Few Hollywood films anyway. Remember: the ‘80s gave us an alternative culture, not a counterculture. In the ‘60s and ‘70s, the lunatics ran the asylum. From the late ‘80s on, the lunatics would have their own alternative community. Much like Bonnie and Clyde in 1967 marked the arrival of New Hollywood, Sex, Lies and Videotape established the golden age of indie film in the ‘90s. And to this day, it established the path to success for an indie film director: place in at least one indie film festival, have a breakthrough hit, make enough box office hits to make money and win enough leverage for personal projects without selling your soul completely. Steven Soderbergh learned this the hard way. After his debut Sex, Lies and Videotape won the Palme d’Or at Cannes, he released failed experiment after failed experiment until nine years later when the star-studded Universal Studios heist film Out of Sight saved him from movie jail.

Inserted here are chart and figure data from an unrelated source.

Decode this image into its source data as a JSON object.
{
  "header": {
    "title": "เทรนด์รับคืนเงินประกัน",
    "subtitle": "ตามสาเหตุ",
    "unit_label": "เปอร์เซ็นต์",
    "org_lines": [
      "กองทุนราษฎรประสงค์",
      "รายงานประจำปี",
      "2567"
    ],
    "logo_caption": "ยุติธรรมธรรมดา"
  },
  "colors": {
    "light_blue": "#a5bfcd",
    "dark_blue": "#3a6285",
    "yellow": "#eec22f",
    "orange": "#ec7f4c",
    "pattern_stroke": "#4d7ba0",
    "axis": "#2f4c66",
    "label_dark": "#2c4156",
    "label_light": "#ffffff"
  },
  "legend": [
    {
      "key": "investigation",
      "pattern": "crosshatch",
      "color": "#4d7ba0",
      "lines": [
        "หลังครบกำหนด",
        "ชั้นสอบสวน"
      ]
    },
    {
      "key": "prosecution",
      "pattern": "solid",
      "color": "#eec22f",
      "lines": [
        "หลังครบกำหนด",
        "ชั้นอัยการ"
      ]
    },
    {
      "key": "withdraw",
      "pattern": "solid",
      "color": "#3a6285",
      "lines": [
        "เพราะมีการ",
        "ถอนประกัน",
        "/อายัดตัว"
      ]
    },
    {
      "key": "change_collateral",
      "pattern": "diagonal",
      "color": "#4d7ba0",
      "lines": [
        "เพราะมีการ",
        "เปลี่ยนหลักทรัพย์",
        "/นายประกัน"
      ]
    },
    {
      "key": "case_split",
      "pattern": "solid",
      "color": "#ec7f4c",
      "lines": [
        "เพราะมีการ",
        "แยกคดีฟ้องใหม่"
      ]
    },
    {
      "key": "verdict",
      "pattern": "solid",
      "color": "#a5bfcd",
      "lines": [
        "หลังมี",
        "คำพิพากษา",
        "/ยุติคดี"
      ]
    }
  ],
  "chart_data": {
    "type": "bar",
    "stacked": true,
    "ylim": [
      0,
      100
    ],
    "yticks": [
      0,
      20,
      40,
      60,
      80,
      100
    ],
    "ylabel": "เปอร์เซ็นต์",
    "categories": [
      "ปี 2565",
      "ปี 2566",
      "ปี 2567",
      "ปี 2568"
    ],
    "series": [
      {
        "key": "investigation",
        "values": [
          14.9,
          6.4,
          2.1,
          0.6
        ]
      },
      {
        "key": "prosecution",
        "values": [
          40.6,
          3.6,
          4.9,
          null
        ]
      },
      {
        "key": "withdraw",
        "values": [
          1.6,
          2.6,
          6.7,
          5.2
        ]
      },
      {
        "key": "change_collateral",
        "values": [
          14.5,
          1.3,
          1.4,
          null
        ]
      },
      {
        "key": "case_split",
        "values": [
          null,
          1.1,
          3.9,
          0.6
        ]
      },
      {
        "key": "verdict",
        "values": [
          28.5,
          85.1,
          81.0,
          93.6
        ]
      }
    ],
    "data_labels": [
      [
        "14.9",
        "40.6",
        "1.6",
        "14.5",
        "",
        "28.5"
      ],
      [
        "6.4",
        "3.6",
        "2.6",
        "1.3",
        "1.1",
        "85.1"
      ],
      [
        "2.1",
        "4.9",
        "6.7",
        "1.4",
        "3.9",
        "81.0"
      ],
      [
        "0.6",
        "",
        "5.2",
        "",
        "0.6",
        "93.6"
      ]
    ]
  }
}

Though he would go on to create major Hollywood films like Erin Brokovich and Ocean’s Eleven (back when Hollywood films were not all based on comic books, toys or video games) he also had enough freedom for critically acclaimed passion projects like Bubble and High Flying Bird.
One last thing…
In 1989, CERN researchers were vexed at how hard it was to share information with each other. How were thousands of researchers all over the world supposed to read each other’s papers on particle physics? Libraries? Mail? Tim Berners-Lee proposed a method that would use a network of computers that used hypertext to share information with each other globally. What we now call the World Wide Web.
Insightful point about 1989 being the first year of the long Nineties, Mo. In a sense the long Nineties didn't truly end until America was blasted into the 21st Century on 9/11/2001.
Remember the Bush Tax cuts of early 2001? I actually received a check for $300. This was just George W Bush's way of keeping the '90s party going as well as distracting the people from the reality that he gained the presidency from a Supreme Court ruling.